We suggest that the domestication of dog needs to be understood in terms of competition over resources in the particularly severe environment that prevailed in northern Eurasia during the latter part of the Last Ice Age. In such a context, Upper Palaeolithic hunter-gatherers would have had excess protein available to feed to captured/pet wolves. The digestive system of early dogs was not adapted to a diet high in floral resources31.
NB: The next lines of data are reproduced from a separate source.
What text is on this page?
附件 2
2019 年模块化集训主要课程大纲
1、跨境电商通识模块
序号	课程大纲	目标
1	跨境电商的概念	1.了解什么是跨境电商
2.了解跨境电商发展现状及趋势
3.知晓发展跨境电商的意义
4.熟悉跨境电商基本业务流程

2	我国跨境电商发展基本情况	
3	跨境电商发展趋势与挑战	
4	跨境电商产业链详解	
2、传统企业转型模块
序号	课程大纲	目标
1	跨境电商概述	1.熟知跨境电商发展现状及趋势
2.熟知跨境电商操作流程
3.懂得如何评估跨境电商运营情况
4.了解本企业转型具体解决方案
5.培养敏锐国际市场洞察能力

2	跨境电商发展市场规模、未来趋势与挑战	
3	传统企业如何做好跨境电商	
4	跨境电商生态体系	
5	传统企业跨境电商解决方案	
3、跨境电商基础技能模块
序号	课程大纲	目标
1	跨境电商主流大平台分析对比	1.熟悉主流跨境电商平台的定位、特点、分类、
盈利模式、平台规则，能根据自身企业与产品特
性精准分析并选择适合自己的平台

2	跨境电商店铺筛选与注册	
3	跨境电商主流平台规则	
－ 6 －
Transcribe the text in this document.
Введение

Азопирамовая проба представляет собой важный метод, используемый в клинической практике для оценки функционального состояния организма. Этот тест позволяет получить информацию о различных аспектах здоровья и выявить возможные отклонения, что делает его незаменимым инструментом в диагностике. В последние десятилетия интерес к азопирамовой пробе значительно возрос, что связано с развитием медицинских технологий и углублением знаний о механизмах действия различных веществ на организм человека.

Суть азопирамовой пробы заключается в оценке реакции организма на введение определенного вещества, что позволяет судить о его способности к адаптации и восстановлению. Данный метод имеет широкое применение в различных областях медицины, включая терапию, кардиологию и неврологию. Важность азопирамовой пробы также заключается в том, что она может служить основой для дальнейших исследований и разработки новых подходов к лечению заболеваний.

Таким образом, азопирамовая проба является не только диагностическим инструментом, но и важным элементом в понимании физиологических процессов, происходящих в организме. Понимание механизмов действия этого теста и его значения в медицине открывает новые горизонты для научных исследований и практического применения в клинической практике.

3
Currently most modern dogs have an expansion of genes coding for amylase, indicating an increased ability to digest starch38. This expansion is lacking in some ancient breeds and the copy number vary even in wolves, suggesting that this was not a shared feature in early dogs. Contrary to later periods where dogs are shown to eat a largely similar diet to humans39, the diet of Palaeolithic dogs probably mostly consisted of only terrestrial meat36.

Conclusions

We suggest that the differences between dietary constraints of wolves and humans enabled dog domestication in harsh environments in the Late Pleistocene. Excess protein decreased dietary competition and enhanced the possibility of sympatric existence. This could have been a significant impetus for wolves to become “our best friend”.

Methods

A list of the main prey species of wolves are included in the supplemental materials. The energy content was calculated according to the Atwaters system, being 17 MJ/kg for protein and 38 MJ/kg for lipids and it was based on the total energy content of each animal.

The energy per kg of average animal (dry weight) left over when 45% of caloric intake would be protein was calculated as:

$${\text{Energy left over from protein }} = \, \left( {{\text{CP}}*{17}} \right) - \left( {{\text{EE}}*{38}*{45}/{55}} \right)$$

where CP = Crude protein (g/100 g DM), EE = Ether Extract (g/100 g DM).